Here is a YouTube playlist that goes through an extended tutorial.
The source code that goes along with the tutorial is available at this person's GitHub repository:
**IMPORTANT SIDE RANT ABOUT COPYRIGHT
In terms of academic honesty for schoolwork, for CSC 305 you are encouraged to make use of existing code, libraries, etc, that you can find on the internet, to help your team succeed and to avoid reinventing the wheel. However, you should always clearly CITE your sources to avoid plagiarism -- for example with a comment in your code about where the code came from. HOWEVER, even if you are avoiding plagiarism, there is another risk that you could be violating copyright law by copying code, depending on the copyright status and/or licensing terms for the code that you copied into your project.
Note that the tutorial source code this person provides is licensed using the GPL-v2 copyleft open-source license. You may want to read more to fully understand what the GPL license is and how it works. However, the main point is that in order to use GPL source code in your own project, you are legally obligated to make YOUR project open source, and available under a similar GPL license. (This could be a problem if you wanted to sell your software commercially, or if the client that you are working for wants to keep strict intellectual property rights on the code that you are producing for them.)
In the context of CSC 305, let's assume that we can convince TableTopDawgz, LLC, that it would be a good P.R. move to make the whole software project open source, so you can allow your team to use GPL code in your project, as long as you appropriately credit it and follow the licensing restrictions for code.

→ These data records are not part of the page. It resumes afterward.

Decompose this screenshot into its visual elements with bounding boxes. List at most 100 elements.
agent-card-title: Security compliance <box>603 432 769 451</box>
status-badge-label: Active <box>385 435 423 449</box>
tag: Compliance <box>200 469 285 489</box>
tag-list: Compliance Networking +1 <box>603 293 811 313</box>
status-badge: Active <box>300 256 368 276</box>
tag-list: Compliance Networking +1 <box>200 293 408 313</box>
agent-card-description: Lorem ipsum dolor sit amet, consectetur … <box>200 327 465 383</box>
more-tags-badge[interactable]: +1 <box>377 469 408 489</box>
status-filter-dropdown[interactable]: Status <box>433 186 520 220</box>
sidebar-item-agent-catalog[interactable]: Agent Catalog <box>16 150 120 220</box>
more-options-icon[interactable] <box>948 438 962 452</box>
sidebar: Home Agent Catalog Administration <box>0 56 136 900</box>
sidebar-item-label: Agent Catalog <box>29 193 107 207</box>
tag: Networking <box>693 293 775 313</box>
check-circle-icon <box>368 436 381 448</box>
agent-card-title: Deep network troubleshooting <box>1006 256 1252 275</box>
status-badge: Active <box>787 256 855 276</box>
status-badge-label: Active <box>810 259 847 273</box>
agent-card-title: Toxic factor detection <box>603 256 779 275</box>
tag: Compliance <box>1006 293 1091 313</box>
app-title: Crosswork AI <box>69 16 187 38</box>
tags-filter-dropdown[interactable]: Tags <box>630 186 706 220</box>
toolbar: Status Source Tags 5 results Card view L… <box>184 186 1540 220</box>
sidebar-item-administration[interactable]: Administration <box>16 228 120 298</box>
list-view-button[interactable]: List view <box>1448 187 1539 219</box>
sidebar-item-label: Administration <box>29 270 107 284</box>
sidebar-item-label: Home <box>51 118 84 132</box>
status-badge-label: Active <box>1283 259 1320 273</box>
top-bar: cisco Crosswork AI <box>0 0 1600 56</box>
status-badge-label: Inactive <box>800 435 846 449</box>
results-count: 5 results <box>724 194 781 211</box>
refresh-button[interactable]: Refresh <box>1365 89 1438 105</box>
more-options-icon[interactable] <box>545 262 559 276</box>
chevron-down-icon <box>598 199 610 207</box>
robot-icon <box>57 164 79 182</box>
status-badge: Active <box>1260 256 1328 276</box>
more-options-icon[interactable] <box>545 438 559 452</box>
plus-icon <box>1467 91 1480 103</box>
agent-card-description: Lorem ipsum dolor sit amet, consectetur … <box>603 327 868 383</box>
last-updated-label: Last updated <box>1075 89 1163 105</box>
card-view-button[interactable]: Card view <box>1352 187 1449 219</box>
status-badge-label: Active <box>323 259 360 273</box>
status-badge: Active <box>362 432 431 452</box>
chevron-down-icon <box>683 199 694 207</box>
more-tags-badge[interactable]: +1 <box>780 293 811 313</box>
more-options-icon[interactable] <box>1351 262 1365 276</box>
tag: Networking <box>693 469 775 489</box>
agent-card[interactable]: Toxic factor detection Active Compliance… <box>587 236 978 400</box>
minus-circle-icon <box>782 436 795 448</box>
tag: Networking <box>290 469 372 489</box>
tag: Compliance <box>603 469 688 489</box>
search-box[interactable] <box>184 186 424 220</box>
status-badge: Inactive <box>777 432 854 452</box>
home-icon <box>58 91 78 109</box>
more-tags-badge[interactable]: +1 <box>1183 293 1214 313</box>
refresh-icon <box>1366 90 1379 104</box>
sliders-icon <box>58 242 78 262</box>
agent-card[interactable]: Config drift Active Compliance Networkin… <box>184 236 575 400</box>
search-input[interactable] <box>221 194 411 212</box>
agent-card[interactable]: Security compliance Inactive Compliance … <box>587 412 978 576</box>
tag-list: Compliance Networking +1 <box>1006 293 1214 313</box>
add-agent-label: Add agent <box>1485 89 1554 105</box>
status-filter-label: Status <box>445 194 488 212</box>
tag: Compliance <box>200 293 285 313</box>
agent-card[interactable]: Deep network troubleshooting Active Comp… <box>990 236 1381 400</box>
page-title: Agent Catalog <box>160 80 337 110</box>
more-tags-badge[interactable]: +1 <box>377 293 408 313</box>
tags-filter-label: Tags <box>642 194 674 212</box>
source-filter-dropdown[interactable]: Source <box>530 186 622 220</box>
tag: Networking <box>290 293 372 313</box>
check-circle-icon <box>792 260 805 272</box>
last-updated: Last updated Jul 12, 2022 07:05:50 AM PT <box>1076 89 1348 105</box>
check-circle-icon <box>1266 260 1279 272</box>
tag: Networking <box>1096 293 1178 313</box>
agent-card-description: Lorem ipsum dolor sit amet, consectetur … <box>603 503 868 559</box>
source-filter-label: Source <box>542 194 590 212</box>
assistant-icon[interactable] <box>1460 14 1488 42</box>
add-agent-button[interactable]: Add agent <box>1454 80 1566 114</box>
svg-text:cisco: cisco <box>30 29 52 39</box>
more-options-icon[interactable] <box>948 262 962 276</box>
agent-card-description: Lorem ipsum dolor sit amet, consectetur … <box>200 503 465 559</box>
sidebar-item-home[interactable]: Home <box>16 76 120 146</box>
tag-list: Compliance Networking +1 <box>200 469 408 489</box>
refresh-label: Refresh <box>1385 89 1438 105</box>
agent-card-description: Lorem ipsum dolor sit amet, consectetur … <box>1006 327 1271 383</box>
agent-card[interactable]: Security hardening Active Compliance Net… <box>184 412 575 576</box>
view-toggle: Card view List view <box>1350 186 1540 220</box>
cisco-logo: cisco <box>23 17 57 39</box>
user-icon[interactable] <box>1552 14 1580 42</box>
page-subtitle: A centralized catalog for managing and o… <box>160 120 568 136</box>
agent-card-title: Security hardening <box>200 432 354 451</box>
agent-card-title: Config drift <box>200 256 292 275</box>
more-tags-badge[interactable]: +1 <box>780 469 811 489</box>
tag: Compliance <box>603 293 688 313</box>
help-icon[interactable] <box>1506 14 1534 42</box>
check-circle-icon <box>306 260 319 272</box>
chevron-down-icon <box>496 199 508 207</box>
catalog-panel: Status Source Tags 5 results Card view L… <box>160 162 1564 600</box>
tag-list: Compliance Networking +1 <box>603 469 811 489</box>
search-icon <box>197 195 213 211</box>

IN GENERAL, if you use code from external sources in in your project, you need to check the license under which the code was published. If the code didn't provide any license at all and the copyright is "all rights reserved", then you could potentially be sued for copyright infringement if you use their code. If the code requires attribution and you fail to give credit to the copied code's author in your own project, then you could be sued for copyright infringement.
(If you are working as a software developer for a real company, legal issues around code licensing become higher stakes, because your illegally copy/pasted code could potentially lead to million dollar lawsuits for your company, and presumably get you fired!)